As it looks to deploy its cloud-based Spectrum Guide across the newly acquired footprints of Time Warner Cable and Bright House Networks, Charter Communications said it plans to push customer self-installation.
“In 2017, the all-digital project at Time Warner Cable and Bright House markets will use the Charter all-digital strategy, which uses fully functioning two-way set-top boxes with video on demand and advanced guide functionality on every TV outlet,” said Charter President and CEO Tom Rutledge to investors during the MSO’s second-quarter earnings call this week. “We expect the project to be completed by 2018. We will also extend our practice of performing electronic connections instead of physical truck rolls as we go all-digital, allowing us to fully scale our self-installation and self-service practices.”
Like Comcast, Charter already offers a self-installation option to customers across its legacy footprint.
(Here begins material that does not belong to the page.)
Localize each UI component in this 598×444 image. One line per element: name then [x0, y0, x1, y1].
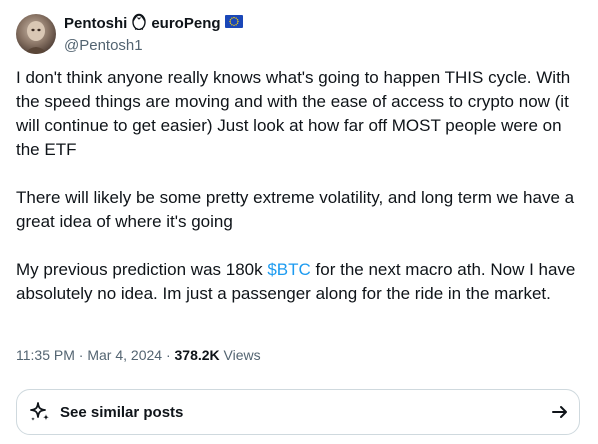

It hasn’t said at this point how many new subscribers are choosing the self-install option.
Rutledge and his team were making their first earnings call since Charter closed its purchases of TWC and Bright House. The chief executive also addressed the company’s “in-sourcing” campaign, pulling service operations back from domestic and overseas vendors.
“The process of in-sourcing will take several years, and will require that we hire 20,000 people, train them and equip them with trucks, tools and test equipment and house them in new and expanded facilities,” Rutledge said. “That process has already started as we are building Charter's first Spanish language call center in McAllen, Texas with approximately 600 seats.
Charter reported improving customer metrics across the three newly combined companies. Notable, however, was the loss of 73,000 Bright House video customers in the second quarter – a high number for a Florida-situated operation that serves less than 2 million customers.
Asked by analysts if he was surprised that there is so much churn in the Bright House footprint, Rutledge said he was aware of the migratory nature of Florida customers – “snowbirds” he called them – before Charter paid $10.4 billion for the privately held company.
“I wouldn't say that I'm surprised by anything,” he said. “We have a pretty good visibility into these businesses … I knew about seasonality in Florida, having managed those assets in the past, with snowbirds and so forth. And I would say that the pricing and packaging and the variability of offers is the most interesting opportunity to fix quickly. It creates a lot of activity and confusion in the marketplace both for the consumer and for the employees of the company.”